My two-part question is: Why is the sport so secretive and sensitive about certain topics such as rider pay, bike set up, future opportunities etc.? I know some of it has to do with sponsors but we see major sports touch on contract pay, equipment and possible future ride opportunities. Why is the industry sensitive regarding this? Another thing I’m curious about is are these factory riders telling the truth when they say they use “stock” parts? I’ve heard the only thing stock about those bikes are the frames. I’ve seen your videos reviewing factory rides but was curious if you could share some insight? 




Stick and ball sports have salary caps that they must adhere to, so athlete compensation is public knowledge; it has to be for transparency reasons. Motocross obviously doesn’t have that same dynamic. We are also so much smaller in size and scope that things are taken more personally than they would be in a $2.8 billion dollar franchise like the NFL. Motocross is a small, dysfunctional family, but family nonetheless. When there are only five or six factory teams in the 450 class, you have to be very careful that you don’t offend any of them by publicly talking to other teams while you’re under contract. Again, there are so many teams in mainstream sports that it’s much easier to be transparent about those things. 

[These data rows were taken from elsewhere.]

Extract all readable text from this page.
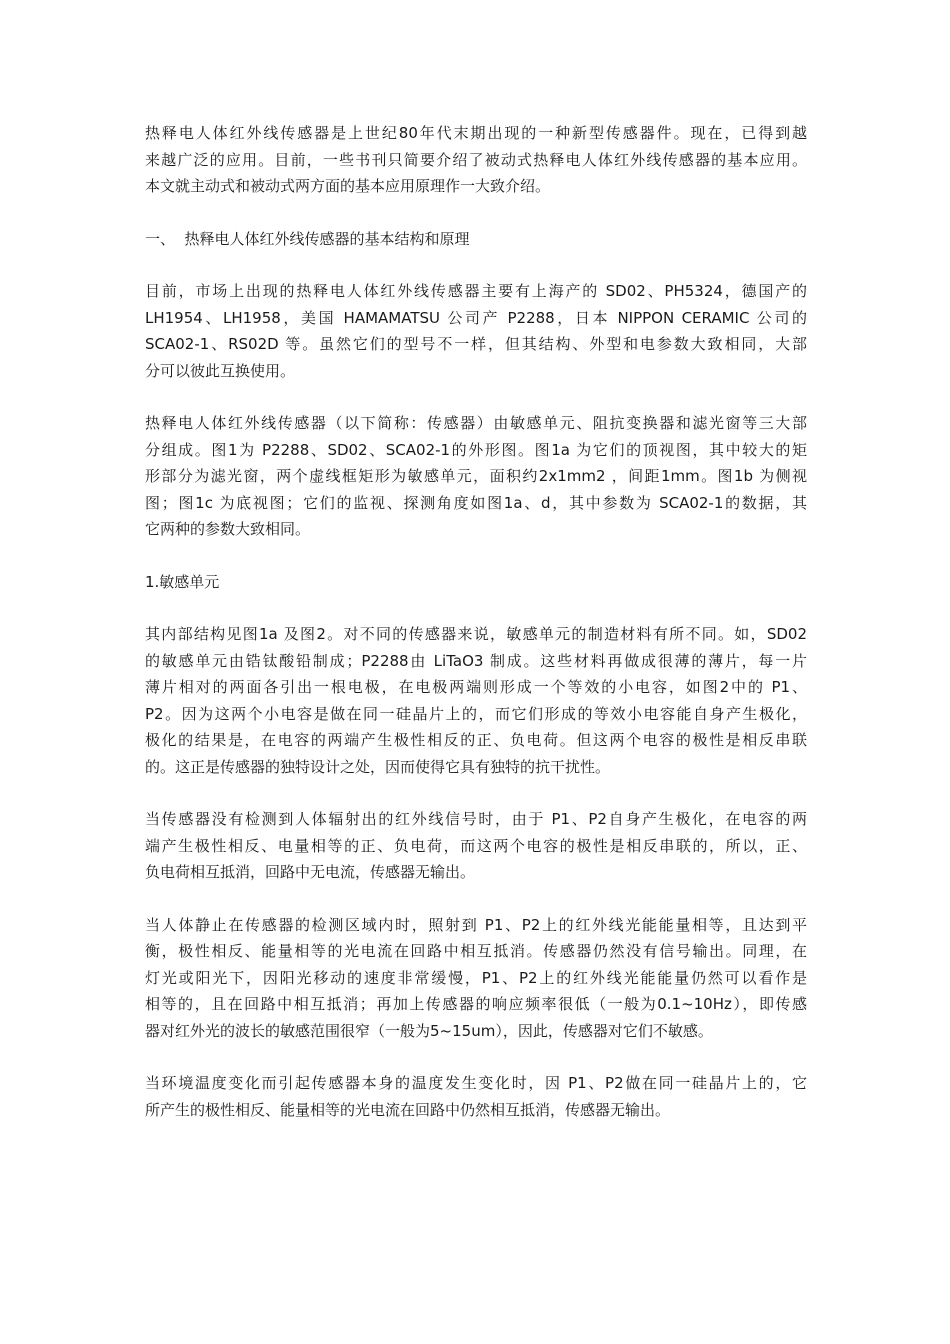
热释电人体红外线传感器是上世纪80年代末期出现的一种新型传感器件。现在，已得到越
来越广泛的应用。目前，一些书刊只简要介绍了被动式热释电人体红外线传感器的基本应用。
本文就主动式和被动式两方面的基本应用原理作一大致介绍。
一、  热释电人体红外线传感器的基本结构和原理
目前，市场上出现的热释电人体红外线传感器主要有上海产的 SD02、PH5324，德国产的
LH1954、LH1958，美国 HAMAMATSU 公司产 P2288，日本 NIPPON CERAMIC 公司的
SCA02-1、RS02D 等。虽然它们的型号不一样，但其结构、外型和电参数大致相同，大部
分可以彼此互换使用。
热释电人体红外线传感器（以下简称：传感器）由敏感单元、阻抗变换器和滤光窗等三大部
分组成。图1为 P2288、SD02、SCA02-1的外形图。图1a 为它们的顶视图，其中较大的矩
形部分为滤光窗，两个虚线框矩形为敏感单元，面积约2x1mm2 ，间距1mm。图1b 为侧视
图；图1c 为底视图；它们的监视、探测角度如图1a、d，其中参数为 SCA02-1的数据，其
它两种的参数大致相同。
1.敏感单元
其内部结构见图1a 及图2。对不同的传感器来说，敏感单元的制造材料有所不同。如，SD02
的敏感单元由锆钛酸铅制成；P2288由 LiTaO3 制成。这些材料再做成很薄的薄片，每一片
薄片相对的两面各引出一根电极，在电极两端则形成一个等效的小电容，如图2中的 P1、
P2。因为这两个小电容是做在同一硅晶片上的，而它们形成的等效小电容能自身产生极化，
极化的结果是，在电容的两端产生极性相反的正、负电荷。但这两个电容的极性是相反串联
的。这正是传感器的独特设计之处，因而使得它具有独特的抗干扰性。
当传感器没有检测到人体辐射出的红外线信号时，由于 P1、P2自身产生极化，在电容的两
端产生极性相反、电量相等的正、负电荷，而这两个电容的极性是相反串联的，所以，正、
负电荷相互抵消，回路中无电流，传感器无输出。
当人体静止在传感器的检测区域内时，照射到 P1、P2上的红外线光能能量相等，且达到平
衡，极性相反、能量相等的光电流在回路中相互抵消。传感器仍然没有信号输出。同理，在
灯光或阳光下，因阳光移动的速度非常缓慢，P1、P2上的红外线光能能量仍然可以看作是
相等的，且在回路中相互抵消；再加上传感器的响应频率很低（一般为0.1~10Hz），即传感
器对红外光的波长的敏感范围很窄（一般为5~15um），因此，传感器对它们不敏感。
当环境温度变化而引起传感器本身的温度发生变化时，因 P1、P2做在同一硅晶片上的，它
所产生的极性相反、能量相等的光电流在回路中仍然相互抵消，传感器无输出。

Regarding stock parts, I would say that there really isn’t a reason to lie about what they are using. I know Factory Connection/Honda (RIP) used stock triple clamps at one point to add more flex to their chassis. Frames, subframes and airboxes have to be stock, and many of the external parts you can look at and see whether they are OEM or not. Bikes have gotten to be so good these days that mapping and handling are much more important than exotic engine parts that make more power. Honestly though… why does it matter? Stock, handmade… who cares? I remember when factory Honda made their bikes look very basic and even used stock silencers because they wanted people to think they were mostly stock. Yamaha had the same philosophy for a while. It doesn’t change a thing, to be honest… the best rider still wins!


Hey Ping!

Every ounce for weight savings on a factory bike counts, right? So, can you explain in detail to me why on my 250sxf and pro bikes the front sprockets are now 14 teeth instead of 13 like they were back in the early 2000s on all stock bikes? You could save a decent amount of mass by going down teeth front and rear with less chain links to get the same ratio but I keep reading having a 14-tooth countershaft provides a better “chain line.” 




The difference in weight between a 13 and 14 tooth countershaft sprocket is about the same as cutting your fingernails before you head to the scale. My eyes roll like a Vegas slot machine after a handle pull when people tell me about the money they’ve spent to shave a few ounces. Just walk over to the port-o-crapper and squeeze out a few extra nuggets… you’ll save just as much weight and tons of cash. 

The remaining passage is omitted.